Recent reports indicate that cyber attackers are exploiting vulnerabilities in Joomla and the LiteSpeed cPanel plugin, posing significant risks to users. These security flaws are being used for unauthorized code execution and privilege escalation, necessitating immediate attention and action from affected users.
Joomla Vulnerability Details
The first vulnerability, identified as CVE-2026-48907, affects the Joomla Content Editor (JCE). This flaw, stemming from improper access controls, allows unauthenticated individuals to upload arbitrary files onto servers, leading to the execution of unauthorized PHP code. All previous versions of JCE Pro before 2.9.99.5 are impacted.
Joomla addressed this security issue with a patch released on June 3, followed by additional protections in version 2.9.99.6 on June 6. Despite these efforts, Joomla warned that the vulnerability is actively being exploited in the wild, with automated attacks and publicly available exploit code making even non-public registration sites vulnerable.
Steps for Joomla Users
Joomla has strongly advised users to update their software to the latest versions to mitigate these risks. However, they caution that updating alone will not clean a site that has already been compromised. They have provided indicators of compromise (IoCs) to assist administrators in identifying and addressing any breaches.

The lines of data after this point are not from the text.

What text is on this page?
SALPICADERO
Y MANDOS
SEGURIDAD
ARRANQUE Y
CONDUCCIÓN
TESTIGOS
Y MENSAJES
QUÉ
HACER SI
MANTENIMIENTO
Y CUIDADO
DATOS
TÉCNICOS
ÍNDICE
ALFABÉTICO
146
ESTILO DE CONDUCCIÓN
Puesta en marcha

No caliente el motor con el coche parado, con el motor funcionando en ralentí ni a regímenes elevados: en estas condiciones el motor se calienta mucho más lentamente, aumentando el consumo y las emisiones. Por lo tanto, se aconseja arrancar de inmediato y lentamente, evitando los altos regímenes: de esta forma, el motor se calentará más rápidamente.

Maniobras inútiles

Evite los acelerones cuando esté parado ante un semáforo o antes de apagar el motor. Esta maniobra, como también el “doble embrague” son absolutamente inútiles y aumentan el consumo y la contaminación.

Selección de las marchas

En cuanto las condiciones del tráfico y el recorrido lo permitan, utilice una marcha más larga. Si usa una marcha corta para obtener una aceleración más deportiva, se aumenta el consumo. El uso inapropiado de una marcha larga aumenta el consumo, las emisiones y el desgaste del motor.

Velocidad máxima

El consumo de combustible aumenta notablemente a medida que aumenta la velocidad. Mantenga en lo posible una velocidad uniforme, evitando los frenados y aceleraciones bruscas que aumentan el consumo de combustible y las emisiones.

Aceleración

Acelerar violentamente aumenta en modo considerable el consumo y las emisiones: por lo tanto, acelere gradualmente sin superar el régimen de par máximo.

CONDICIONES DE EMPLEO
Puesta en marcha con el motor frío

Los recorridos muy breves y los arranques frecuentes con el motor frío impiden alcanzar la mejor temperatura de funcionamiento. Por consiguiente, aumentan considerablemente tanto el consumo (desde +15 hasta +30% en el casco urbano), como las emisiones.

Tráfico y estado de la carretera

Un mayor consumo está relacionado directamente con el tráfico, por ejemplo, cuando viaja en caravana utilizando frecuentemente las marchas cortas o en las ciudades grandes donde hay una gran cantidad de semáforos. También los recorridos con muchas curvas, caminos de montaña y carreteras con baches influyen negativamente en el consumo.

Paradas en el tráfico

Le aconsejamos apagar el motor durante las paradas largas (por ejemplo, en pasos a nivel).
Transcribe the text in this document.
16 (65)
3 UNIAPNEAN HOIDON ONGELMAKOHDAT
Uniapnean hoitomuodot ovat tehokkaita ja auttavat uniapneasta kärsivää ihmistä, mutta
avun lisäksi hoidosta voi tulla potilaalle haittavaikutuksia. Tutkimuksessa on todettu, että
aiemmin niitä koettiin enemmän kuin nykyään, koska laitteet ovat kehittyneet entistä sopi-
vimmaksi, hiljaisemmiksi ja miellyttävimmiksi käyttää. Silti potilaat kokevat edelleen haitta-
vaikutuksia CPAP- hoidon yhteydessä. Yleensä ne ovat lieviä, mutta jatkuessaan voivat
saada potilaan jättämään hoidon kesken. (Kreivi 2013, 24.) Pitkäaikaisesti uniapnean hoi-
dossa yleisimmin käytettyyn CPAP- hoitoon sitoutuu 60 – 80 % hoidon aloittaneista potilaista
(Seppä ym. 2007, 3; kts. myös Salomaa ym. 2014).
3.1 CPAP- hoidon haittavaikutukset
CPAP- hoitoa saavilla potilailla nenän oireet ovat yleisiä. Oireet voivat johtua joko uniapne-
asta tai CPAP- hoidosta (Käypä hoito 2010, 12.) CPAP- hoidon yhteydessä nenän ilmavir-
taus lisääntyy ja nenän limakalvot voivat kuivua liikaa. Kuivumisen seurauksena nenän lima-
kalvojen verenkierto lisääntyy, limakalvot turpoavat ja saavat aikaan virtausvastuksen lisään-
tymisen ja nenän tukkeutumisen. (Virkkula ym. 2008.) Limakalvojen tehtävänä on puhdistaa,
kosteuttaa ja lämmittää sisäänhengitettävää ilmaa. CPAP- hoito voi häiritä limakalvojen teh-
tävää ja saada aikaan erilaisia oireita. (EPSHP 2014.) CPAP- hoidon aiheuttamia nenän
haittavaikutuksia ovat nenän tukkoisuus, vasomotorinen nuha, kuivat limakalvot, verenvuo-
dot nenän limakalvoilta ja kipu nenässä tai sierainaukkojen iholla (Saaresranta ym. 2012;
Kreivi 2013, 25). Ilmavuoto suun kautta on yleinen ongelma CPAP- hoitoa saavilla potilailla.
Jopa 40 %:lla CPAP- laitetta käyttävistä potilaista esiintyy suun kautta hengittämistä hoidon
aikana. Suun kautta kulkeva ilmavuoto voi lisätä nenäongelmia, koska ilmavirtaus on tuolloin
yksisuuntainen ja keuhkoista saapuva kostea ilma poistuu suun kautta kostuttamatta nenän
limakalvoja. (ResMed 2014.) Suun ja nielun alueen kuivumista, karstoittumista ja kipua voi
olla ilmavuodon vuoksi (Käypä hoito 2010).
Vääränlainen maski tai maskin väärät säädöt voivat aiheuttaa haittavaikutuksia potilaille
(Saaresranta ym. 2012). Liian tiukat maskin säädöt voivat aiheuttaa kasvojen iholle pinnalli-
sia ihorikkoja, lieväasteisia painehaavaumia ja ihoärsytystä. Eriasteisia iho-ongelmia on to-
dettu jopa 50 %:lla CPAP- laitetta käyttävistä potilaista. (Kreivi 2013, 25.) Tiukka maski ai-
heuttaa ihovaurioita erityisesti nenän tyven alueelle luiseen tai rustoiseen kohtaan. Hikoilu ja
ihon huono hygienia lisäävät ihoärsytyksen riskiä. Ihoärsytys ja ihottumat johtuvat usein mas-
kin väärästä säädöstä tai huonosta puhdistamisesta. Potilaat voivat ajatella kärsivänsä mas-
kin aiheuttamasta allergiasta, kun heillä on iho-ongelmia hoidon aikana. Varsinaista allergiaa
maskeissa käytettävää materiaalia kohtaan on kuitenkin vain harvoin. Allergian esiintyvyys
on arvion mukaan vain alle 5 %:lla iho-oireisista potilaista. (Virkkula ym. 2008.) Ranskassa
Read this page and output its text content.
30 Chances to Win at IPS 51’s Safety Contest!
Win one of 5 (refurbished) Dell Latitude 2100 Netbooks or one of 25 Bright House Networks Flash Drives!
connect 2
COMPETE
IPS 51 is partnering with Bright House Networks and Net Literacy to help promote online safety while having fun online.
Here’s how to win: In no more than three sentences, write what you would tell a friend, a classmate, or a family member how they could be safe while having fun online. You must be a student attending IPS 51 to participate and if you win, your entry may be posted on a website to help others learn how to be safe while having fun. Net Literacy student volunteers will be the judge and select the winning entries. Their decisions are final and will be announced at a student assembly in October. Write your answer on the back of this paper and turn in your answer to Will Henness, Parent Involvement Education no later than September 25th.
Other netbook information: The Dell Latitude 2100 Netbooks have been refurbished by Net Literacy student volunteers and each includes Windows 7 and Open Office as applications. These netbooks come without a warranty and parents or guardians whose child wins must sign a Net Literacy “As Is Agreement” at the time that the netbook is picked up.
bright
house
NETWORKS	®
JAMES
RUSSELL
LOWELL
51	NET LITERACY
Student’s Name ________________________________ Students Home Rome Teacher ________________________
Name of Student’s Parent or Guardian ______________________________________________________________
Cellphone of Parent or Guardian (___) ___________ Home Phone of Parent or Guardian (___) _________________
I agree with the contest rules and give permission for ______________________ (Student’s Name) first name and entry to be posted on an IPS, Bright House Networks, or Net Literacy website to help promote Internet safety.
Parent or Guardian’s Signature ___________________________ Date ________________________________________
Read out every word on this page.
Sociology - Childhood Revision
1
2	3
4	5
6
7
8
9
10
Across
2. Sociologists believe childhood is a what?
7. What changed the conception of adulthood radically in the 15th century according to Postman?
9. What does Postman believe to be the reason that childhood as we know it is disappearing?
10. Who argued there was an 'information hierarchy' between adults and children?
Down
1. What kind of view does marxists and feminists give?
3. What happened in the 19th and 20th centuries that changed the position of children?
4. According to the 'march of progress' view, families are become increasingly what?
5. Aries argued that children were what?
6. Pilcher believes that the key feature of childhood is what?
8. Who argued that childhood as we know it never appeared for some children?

LiteSpeed Plugin Vulnerability
Similarly, a vulnerability in the LiteSpeed user-end plugin for cPanel, CVE-2026-54420, has been identified. This UNIX Symbolic Link (symlink) following vulnerability allows users with FTP or web shell access to elevate their privileges to root on shared hosting servers.
The vulnerability affects all versions of the plugin before 2.4.8, released on June 1. Users are urged to update immediately and use the provided commands to check for any signs of compromise.
Both vulnerabilities have been added to the Known Exploited Vulnerabilities (KEV) catalog by the US Cybersecurity and Infrastructure Security Agency (CISA). Federal agencies are required to apply patches by mid-June to prevent potential risks posed by these security weaknesses, which could lead to automated asset takeovers.
The ongoing exploitation of these vulnerabilities highlights the critical importance of timely software updates and vigilance in cybersecurity practices.